10's in exercise and nutrition = 10's in life
I also think of Mike all the time. I've been one of those people STRUGGLING with myself. I've struggled with balance and moderation in life. I believe some of my perceptions of life in general has caused this. I'm on and then off and then on and off again. I was one of those people that tried this half way searching for balance in my life. One day Mike said that the people who did not enter a challenge officially were cowards. This really upset me and I personalized it. I politely disagreed with Mike and then felt attacked by others on this site. Since then, I continuied to lurk off and on ....on this site. I also want to mention that I had been reading Mike's post and blogs since 2007 and have grown to adore this human being. But that day.....a nerve was struck.......I guess I can be a pretty sensitive person. I also have always been one of those people that is "strong" and didn't need "advice!"
How wrong was I???????
This past weekend I cried in my bed over some events in my life and I said to myself......the only way I'm going to crawl out of all of this is ...................................Body For Life!"
I told myself .....I have to do this again and this time do it RIGHT! Meanwhile, always thinking that I was not a coward and did not need to enter officially!!
Again... I was wrong. I've been afraid of the commitment and afraid of failing and afraid of giving up my social drinking!!! This is hard to admit! And my husband, who supports me, may think I'm going over board here. But the truth is......I've been afraid to live myself to the fullest.
Mike Harris was right!
So I went to the site Tuesday morning and my heart sank! I couldn't believe that the person that I grew to admire had passed away. It just couldn't be. I called my husband immediately! I was in a funk all day and night! What an impact!

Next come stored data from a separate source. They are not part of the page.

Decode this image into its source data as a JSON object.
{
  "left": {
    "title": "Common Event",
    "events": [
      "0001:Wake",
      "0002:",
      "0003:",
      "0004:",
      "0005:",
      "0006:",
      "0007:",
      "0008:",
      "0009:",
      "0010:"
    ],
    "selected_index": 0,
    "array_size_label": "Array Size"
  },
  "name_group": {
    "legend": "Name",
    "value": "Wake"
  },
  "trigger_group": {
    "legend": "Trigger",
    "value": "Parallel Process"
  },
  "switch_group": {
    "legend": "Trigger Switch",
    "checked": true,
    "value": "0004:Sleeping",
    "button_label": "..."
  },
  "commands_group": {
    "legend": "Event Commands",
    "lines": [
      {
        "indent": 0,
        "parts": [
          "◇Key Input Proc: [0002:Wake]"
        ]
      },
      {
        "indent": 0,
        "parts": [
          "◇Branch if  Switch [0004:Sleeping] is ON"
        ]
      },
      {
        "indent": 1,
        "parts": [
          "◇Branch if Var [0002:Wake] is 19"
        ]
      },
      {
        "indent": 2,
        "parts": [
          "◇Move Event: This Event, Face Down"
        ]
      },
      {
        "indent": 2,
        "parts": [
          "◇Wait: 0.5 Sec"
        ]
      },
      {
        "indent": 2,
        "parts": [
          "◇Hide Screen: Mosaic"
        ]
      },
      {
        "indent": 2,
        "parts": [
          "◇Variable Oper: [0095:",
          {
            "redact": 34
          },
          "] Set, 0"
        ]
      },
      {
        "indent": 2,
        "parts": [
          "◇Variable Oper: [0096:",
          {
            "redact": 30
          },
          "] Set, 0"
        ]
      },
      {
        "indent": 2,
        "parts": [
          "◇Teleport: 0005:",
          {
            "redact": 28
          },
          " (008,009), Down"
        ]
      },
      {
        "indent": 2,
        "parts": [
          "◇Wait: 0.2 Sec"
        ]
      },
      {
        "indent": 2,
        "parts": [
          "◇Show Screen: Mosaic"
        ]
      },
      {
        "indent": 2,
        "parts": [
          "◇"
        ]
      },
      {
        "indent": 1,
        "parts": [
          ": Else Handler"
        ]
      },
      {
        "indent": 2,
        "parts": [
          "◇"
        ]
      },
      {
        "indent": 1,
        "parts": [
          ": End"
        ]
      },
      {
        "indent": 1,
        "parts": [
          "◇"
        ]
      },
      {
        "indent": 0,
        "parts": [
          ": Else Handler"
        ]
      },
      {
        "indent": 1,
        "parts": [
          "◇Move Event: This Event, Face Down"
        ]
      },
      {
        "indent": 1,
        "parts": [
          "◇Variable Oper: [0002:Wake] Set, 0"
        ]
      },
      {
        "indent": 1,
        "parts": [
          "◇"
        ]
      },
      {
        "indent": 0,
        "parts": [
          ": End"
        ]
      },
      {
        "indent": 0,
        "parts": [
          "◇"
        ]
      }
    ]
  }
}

And then it came to me......
I have to do this now. I have to stop being afraid and go for it! I'm going to do this in Mike's honor and I'm going to honor my promises! My first day will be June 4 and I AM GOING TO TURN IN AN ENTRY PACKET!!!!
Thank you Mike Harris for inspiring me and so, so, so many others!!!!!!!!!!!!!!!!!!!!!!! We all love you!
I, too, feel so incredibly SAD that Mike is no longer with us. He is constantly in my thoughts (and prayers).
I googled his name and found his book review of Body for Life.
Check it out here:
Good for you! I hope you have the best first day ever tomorrow. And finish all 12 weeks STRONG! and then TURN IN YOUR PACKET!
Susie I remember when that happened. You CAN do this. I can't wait for the day you turn in your packet. I find myself often thinking of Mike and all of a sudden I just think I can't believe that wonderful man is gone. He helped so many of us and inspired us to try to help others. We will miss him terribly.
Visit his home page on Facebook to get a feel for all the people he touched..and a message from Ruth
Susie - You know I'm there if you need somebody to help you along. Just call me up. :-)
Love you some you...PERSEVERE!
You are being completely honest with yourself and that right there is very inspirational!!!!! You are going to do fantastic I can feel it! Mike would be very proud!!! We are all here for each other to help each other and help ourselves! You go girl!
Thank you Nancy Jo! That means a lot to me! I did make a goof.....I meant to say that Sunday, June 6 will be day one. I looked at the calendar wrong. Anyway, I am going to plan to succeed and do all my food prepping and shopping and start off strong. Thanks again! And here's to BFL Mike!
You can tell I haven't been posting. I thought that would go under Nancy Jo's post....hee-hee. Anyway, I want to thank all of you....Stephanie, Sharon, Rachael, and Jeff. I appreciate the support. And Sharon, I know you are there and I am so glad! I will call you!
Yay Susie! That revelation is what will make you succeed! What an amazing impact he had on you - do him proud this challenge (all 12 weeks of it)! It sounds like you need this and you want it, so you will succeed! Best of luck as you begin your new journey!